Sadly, fewer and fewer men dress up anymore.  It’s great when you see a rough-handed farmer or construction worker get cleaned up and present themselves bedecked in a suit for their daughter’s wedding or Sunday services.  I still wear a black suit to funerals…I attended one a few years ago and witnessed all manner of dress for those paying their respects—oddly though, the most eye-catching was the guy in a Russell Wilson jersey and cargo shorts.  We’ve lost a little bit of something when that’s the best we can do to mark Life’s monuments.  To me, manners and dress still matter, much like reading, grammar and morality…we don’t want to lose too many of the things that keep us civilized.

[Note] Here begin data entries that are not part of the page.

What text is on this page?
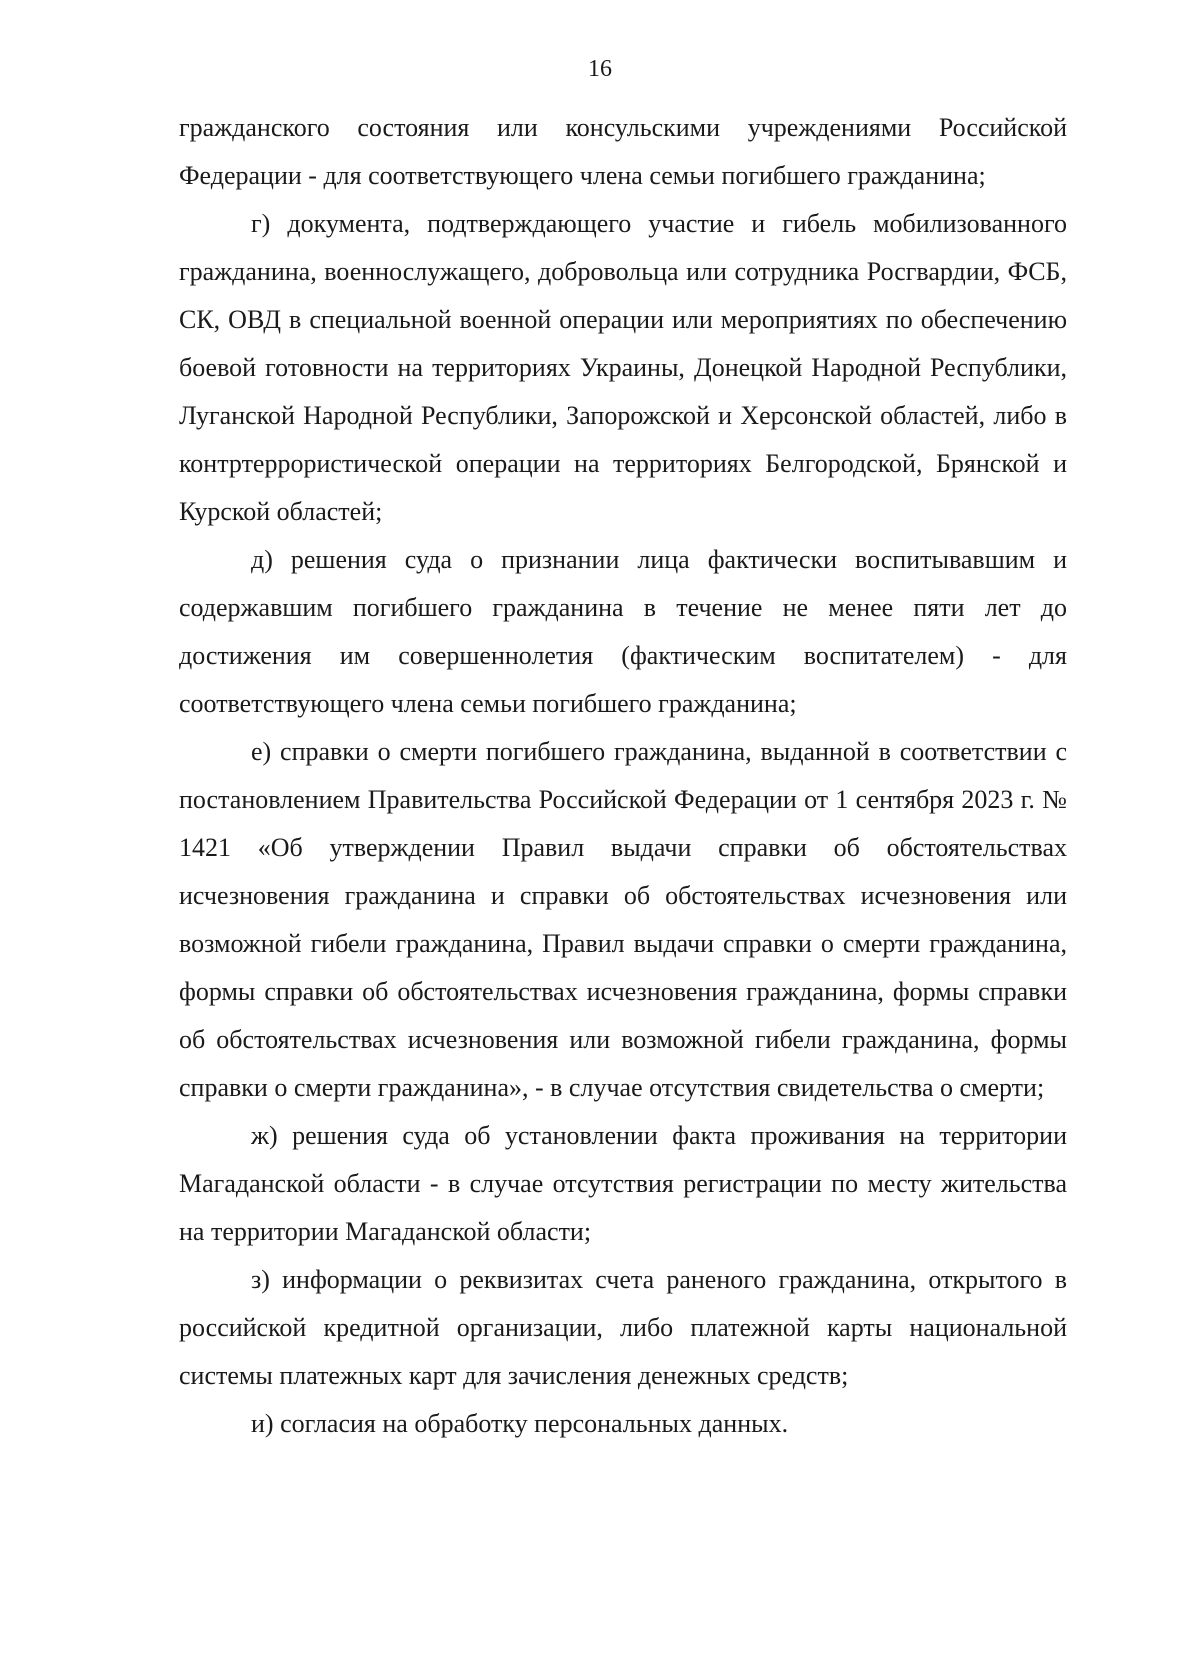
16

гражданского состояния или консульскими учреждениями Российской Федерации - для соответствующего члена семьи погибшего гражданина;

г) документа, подтверждающего участие и гибель мобилизованного гражданина, военнослужащего, добровольца или сотрудника Росгвардии, ФСБ, СК, ОВД в специальной военной операции или мероприятиях по обеспечению боевой готовности на территориях Украины, Донецкой Народной Республики, Луганской Народной Республики, Запорожской и Херсонской областей, либо в контртеррористической операции на территориях Белгородской, Брянской и Курской областей;

д) решения суда о признании лица фактически воспитывавшим и содержавшим погибшего гражданина в течение не менее пяти лет до достижения им совершеннолетия (фактическим воспитателем) - для соответствующего члена семьи погибшего гражданина;

е) справки о смерти погибшего гражданина, выданной в соответствии с постановлением Правительства Российской Федерации от 1 сентября 2023 г. № 1421 «Об утверждении Правил выдачи справки об обстоятельствах исчезновения гражданина и справки об обстоятельствах исчезновения или возможной гибели гражданина, Правил выдачи справки о смерти гражданина, формы справки об обстоятельствах исчезновения гражданина, формы справки об обстоятельствах исчезновения или возможной гибели гражданина, формы справки о смерти гражданина», - в случае отсутствия свидетельства о смерти;

ж) решения суда об установлении факта проживания на территории Магаданской области - в случае отсутствия регистрации по месту жительства на территории Магаданской области;

з) информации о реквизитах счета раненого гражданина, открытого в российской кредитной организации, либо платежной карты национальной системы платежных карт для зачисления денежных средств;

и) согласия на обработку персональных данных.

If you insist on wearing sleeveless plaid and a mullet, more power to you—you do you.  We need a sprinkling of non-convention in the societal rainbow.  Just consider picking up a tailored white shirt (with sleeves!)—you can even wear it with your clean jeans and you’ll be all set for your girlfriend’s best friend’s sister’s wedding.  And the drawstring dress pants mentioned above are a real thing (Google it), and a little bit of a revelation for those lower boys that’ve been cramped up and suffocating far too long in skinny jeans and modern cut dress pants…and that makes a whole lot of sense to this old suit guy.